隠れ里とは、人間界から隔絶された、妖怪たちが平和に暮らす秘境だ。そこは、玄庵がかつて身を寄せていた場所でもあると、古尾から聞いたことがあった。

「異変だと? 詳しく話せ」

 玄庵の声に、焦りの色が混じった。彼の表情が、一瞬にして険しくなる。

「里に、原因不明の病が蔓延しているそうでさぁ。妖怪たちが次々と衰弱し、中には消滅してしまう者までいるとか……」

 古尾の報告は、さらに衝撃的なものだった。妖怪が「病」にかかり、消滅する。それは、通常の妖怪の世界ではありえないことだ。

「そして……その病の原因が、どうやら『穢れ』の類らしいんでさぁ。蝕組の魔の手が、ついに隠れ里にも伸びてきたんでさぁ!」

 古尾の言葉に、おみつは息を呑んだ。蝕組は、玄庵の力を狙うだけでなく、人間界の秩序を乱し、さらには妖怪たちの世界までも侵食しようとしているのか。

 玄庵は、その場で深く考え込んだ。彼の眉間には、深い皺が刻まれている。

 隠れ里は、彼にとって大切な場所だった。そこは、彼が「鬼」の力に苦しみ、居場所を失いかけていた時に、暖かく迎え入れてくれた場所だ。そこに暮らす妖怪たちは、彼にとって家族のような存在だった。

「……蝕組の狙いは、私だけではない。この世の全ての均衡を破壊しようとしているのか」

 玄庵は、低い声で呟いた。
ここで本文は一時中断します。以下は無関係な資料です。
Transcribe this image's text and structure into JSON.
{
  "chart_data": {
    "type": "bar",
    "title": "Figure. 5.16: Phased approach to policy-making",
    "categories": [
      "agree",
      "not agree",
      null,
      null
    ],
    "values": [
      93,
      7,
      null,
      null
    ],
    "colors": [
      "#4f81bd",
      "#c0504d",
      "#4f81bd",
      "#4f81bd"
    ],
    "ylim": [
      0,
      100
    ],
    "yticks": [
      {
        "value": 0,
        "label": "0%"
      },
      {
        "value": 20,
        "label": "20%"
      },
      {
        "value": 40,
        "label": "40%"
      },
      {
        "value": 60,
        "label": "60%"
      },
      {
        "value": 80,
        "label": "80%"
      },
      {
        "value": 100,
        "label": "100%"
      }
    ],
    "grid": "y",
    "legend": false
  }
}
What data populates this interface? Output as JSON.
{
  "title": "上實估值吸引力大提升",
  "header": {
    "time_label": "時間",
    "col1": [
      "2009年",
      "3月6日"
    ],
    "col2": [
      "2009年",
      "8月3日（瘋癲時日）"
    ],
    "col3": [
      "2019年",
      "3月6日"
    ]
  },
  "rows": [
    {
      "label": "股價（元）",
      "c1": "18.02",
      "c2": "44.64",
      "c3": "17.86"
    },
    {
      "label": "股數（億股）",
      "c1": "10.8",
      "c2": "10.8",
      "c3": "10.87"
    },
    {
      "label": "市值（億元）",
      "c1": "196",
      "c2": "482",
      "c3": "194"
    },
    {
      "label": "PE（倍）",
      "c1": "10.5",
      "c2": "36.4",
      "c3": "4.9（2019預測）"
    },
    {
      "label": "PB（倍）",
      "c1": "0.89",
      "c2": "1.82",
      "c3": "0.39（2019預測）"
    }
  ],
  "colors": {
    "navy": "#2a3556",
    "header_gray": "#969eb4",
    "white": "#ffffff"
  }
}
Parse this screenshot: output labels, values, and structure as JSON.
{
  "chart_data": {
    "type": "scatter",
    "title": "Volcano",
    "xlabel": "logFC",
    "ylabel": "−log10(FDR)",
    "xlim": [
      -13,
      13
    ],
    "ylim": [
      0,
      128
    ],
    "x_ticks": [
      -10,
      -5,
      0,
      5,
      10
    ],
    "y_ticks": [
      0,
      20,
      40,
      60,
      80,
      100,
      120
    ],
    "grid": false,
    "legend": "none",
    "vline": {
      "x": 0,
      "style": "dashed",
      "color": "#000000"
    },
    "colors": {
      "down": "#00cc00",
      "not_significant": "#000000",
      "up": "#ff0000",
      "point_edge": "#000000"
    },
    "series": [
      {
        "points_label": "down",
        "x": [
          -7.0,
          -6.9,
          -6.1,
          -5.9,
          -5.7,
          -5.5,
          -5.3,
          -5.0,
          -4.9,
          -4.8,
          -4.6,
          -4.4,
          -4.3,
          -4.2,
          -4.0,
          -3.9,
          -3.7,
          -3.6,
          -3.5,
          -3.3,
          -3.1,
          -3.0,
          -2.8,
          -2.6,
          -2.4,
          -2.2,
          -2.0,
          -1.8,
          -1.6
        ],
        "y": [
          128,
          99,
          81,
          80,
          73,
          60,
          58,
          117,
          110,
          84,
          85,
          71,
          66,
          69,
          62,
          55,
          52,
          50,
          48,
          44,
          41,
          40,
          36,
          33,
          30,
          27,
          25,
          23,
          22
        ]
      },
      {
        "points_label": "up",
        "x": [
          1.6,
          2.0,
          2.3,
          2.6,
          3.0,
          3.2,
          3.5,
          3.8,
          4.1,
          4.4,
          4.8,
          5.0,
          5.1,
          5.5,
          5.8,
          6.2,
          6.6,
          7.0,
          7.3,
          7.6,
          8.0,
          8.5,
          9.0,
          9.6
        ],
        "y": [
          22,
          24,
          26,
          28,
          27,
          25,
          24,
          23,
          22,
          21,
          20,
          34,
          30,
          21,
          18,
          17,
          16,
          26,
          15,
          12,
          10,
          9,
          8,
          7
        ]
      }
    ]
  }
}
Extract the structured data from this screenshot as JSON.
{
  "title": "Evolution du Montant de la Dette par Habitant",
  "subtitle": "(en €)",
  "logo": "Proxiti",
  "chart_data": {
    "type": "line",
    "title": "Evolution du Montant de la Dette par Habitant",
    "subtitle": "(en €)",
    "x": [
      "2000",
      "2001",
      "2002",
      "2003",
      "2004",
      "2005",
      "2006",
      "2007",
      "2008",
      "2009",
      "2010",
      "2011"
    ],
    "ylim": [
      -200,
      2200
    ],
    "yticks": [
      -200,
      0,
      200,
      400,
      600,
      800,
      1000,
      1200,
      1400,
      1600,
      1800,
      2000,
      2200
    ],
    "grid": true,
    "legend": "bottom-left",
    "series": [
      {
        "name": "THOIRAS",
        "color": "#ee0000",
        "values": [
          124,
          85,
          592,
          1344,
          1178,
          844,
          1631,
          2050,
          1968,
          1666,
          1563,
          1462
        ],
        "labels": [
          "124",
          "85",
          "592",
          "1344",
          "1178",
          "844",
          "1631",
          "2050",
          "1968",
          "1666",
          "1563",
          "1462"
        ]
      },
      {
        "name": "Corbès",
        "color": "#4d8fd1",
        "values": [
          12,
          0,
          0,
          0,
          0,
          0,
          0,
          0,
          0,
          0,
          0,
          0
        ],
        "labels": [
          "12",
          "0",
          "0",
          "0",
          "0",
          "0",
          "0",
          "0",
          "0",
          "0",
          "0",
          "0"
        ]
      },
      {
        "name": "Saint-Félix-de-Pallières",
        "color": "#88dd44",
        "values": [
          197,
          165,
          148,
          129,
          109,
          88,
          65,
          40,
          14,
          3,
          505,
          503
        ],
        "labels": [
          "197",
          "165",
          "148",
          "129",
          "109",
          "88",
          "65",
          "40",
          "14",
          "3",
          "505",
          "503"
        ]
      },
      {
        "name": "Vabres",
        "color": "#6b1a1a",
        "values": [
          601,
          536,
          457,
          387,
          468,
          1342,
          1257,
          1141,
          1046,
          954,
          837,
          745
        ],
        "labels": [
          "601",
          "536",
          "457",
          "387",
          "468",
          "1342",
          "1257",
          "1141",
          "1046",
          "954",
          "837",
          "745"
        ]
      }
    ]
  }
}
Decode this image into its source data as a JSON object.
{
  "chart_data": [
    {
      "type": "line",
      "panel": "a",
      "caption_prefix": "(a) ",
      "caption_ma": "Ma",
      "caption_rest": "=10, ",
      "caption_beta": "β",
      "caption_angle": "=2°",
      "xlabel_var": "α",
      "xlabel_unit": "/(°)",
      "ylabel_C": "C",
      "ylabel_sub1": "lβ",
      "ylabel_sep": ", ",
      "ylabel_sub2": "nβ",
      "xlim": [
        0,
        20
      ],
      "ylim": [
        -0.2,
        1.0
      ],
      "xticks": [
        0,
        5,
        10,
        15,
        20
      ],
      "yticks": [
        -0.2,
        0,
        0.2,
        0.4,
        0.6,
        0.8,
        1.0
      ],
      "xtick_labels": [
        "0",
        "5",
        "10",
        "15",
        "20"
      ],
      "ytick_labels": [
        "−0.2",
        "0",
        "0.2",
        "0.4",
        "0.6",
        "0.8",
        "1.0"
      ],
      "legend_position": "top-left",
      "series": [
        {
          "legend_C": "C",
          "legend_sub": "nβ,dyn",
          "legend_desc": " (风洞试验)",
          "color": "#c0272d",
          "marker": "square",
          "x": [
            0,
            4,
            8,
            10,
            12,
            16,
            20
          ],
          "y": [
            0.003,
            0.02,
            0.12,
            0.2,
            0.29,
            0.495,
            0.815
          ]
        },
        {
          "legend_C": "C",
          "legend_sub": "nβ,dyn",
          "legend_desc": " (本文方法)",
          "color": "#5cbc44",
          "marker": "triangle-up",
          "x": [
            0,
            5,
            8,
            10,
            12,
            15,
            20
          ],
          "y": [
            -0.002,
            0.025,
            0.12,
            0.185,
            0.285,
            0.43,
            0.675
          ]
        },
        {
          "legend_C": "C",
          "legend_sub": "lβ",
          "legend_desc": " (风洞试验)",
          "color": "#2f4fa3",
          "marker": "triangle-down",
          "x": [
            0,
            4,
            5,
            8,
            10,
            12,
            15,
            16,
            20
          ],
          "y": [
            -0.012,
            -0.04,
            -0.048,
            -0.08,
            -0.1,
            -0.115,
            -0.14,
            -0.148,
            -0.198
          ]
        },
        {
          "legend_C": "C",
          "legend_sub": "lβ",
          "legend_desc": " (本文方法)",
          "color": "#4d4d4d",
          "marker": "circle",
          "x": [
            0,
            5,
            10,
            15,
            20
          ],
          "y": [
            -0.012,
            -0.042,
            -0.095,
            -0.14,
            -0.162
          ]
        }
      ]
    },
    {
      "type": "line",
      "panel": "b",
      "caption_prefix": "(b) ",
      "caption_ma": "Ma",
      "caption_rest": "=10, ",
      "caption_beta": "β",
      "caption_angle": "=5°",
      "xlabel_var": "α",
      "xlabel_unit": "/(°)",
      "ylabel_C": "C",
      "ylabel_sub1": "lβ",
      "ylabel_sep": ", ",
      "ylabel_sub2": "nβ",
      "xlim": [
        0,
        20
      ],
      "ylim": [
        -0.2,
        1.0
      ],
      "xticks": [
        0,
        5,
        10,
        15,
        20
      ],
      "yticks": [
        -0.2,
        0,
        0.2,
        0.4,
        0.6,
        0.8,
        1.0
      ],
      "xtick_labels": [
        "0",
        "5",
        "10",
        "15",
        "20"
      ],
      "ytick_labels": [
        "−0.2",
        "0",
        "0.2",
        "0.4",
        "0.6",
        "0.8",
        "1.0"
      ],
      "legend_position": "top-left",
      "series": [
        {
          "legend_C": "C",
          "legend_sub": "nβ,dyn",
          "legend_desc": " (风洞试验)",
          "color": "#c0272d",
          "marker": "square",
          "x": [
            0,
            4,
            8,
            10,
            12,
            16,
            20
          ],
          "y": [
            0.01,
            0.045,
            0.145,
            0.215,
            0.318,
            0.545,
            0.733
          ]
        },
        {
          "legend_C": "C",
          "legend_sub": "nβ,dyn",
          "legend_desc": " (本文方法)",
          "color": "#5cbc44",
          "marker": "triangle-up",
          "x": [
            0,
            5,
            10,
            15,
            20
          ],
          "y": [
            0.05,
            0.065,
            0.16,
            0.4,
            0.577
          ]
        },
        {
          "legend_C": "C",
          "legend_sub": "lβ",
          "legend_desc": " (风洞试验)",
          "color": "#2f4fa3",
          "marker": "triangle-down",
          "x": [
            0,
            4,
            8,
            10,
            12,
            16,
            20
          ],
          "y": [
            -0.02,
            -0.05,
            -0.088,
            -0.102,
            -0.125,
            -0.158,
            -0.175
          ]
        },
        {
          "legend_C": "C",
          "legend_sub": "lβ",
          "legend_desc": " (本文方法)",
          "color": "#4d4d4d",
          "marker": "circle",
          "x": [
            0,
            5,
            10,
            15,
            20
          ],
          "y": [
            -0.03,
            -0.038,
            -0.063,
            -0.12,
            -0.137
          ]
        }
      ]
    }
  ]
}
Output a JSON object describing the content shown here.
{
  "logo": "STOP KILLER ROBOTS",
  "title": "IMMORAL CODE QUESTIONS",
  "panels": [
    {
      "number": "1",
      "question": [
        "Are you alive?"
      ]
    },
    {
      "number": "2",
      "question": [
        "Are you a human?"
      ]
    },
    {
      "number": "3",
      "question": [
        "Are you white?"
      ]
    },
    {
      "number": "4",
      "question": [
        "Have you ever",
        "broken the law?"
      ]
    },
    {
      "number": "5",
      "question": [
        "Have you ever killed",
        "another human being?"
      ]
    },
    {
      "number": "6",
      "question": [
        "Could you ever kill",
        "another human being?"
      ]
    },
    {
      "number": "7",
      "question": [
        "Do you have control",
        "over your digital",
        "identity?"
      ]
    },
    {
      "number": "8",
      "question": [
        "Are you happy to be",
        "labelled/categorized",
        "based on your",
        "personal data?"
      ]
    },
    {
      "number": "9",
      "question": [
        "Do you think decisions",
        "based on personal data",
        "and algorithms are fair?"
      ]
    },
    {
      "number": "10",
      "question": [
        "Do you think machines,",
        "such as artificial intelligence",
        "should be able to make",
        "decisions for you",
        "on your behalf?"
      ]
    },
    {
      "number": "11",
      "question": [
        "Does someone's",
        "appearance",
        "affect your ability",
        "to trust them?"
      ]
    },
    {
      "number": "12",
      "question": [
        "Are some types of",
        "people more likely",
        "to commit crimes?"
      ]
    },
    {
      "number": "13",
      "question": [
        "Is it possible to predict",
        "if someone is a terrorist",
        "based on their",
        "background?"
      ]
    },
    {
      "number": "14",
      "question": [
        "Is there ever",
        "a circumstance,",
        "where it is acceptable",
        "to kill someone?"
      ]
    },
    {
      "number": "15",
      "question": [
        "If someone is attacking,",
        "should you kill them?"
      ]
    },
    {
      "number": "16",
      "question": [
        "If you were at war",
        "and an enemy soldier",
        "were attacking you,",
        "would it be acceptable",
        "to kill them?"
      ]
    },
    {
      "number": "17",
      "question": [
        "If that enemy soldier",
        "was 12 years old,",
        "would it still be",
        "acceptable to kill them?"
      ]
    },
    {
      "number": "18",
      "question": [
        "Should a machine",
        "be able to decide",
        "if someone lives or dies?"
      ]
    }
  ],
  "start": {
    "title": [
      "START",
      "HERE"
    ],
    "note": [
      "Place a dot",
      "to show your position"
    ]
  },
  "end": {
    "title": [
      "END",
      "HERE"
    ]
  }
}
彼の言葉には、怒りと、そして深い決意が滲んでいた。

「先生、どうするんですか?」

 おみつが問いかけると、玄庵はまっすぐにおみつの目を見つめた。

「行く。隠れ里へ」

 彼の言葉には、一切の迷いがなかった。隠れ里の異変は、もはや他人事ではない。蝕組の野望を止めるため、そして大切な仲間たちを守るため、彼は自ら隠れ里へと赴くことを決意したのだ。

「しかし先生……あの影との対峙で、まだあの力を使いすぎた後の回復途中で……」

 古尾が心配そうに言った。あの夜の激しい戦いで、玄庵の身体にはまだ大きな負担が残っているはずだ。

「悠長に構えている暇はない。奴らは、私が動けないと見て、一気に隠れ里を狙ったのだろう。今行かねば、手遅れになる」

 玄庵の決断は固かった。彼の表情には、これまで以上に強い覚悟が宿っている。

「では、私も行きます!」

 おみつが迷うことなく言った。玄庵を一人で行かせることなど、彼女にはできなかった。彼の傍にいて、彼を支えたいという思いが、彼女を突き動かす。

 玄庵は、おみつのその言葉に、静かに頷いた。彼の表情には、おみつの決意に対する感謝と、確かな信頼が浮かんでいた。

「おみつさんは、まだ人間界の知識しか持ち合わせていないから、隠れ里は危険でさぁ。せめて、拙者が案内を……」

 古尾は、おみつを心配し、同行を申し出た。
「古尾、お前がいてくれると助かる。里までの道のりは、私も久しく通っていないからな」

 玄庵も古尾の同行を認めた。彼らは、隠れ里への旅立ちの準備を始める。

 玉藻は、玄庵の足元に擦り寄ると、にゃあ、と鳴いた。その瞳には、強い意志が宿っている。

「玉藻もか。……わかった。お前も来るか」

 玄庵は、玉藻の意思を汲み取った。玉藻は、彼らの古くからの仲間であり、この旅には欠かせない存在になるだろう。

 江戸の町に残された診療所は、一時的に閉鎖されることになる。だが、彼らが戻ってくるまで、町の人々が混乱に陥らないよう、楓やおみつの家族には、信頼できる知人を介して玄庵からの伝言が届けられた。

 夜が明け、朝焼けが空を染め始める頃、玄庵とおみつ、古尾、そして玉藻の一行は、鬼灯横丁の診療所を後にした。彼らの顔には、それぞれ異なる思いが浮かんでいた。

 玄庵の瞳には、友を救い、蝕組の野望を打ち砕くという、揺るぎない決意が宿っている。
 
 おみつの瞳には、彼を支え、共に戦い抜くという、確かな覚悟が輝いている。

 古尾の表情には、一抹の不安と、しかし玄庵への深い信頼が混じり合っている。

 そして玉藻は、静かに彼らを見守り、その行く末を案じているようだった。

 彼らが向かうのは、穢れに侵された妖怪たちの隠れ里。

 それは、玄庵の過去に深く関わる場所であり、蝕組との最終決戦へと繋がる、新たな旅の始まりだった。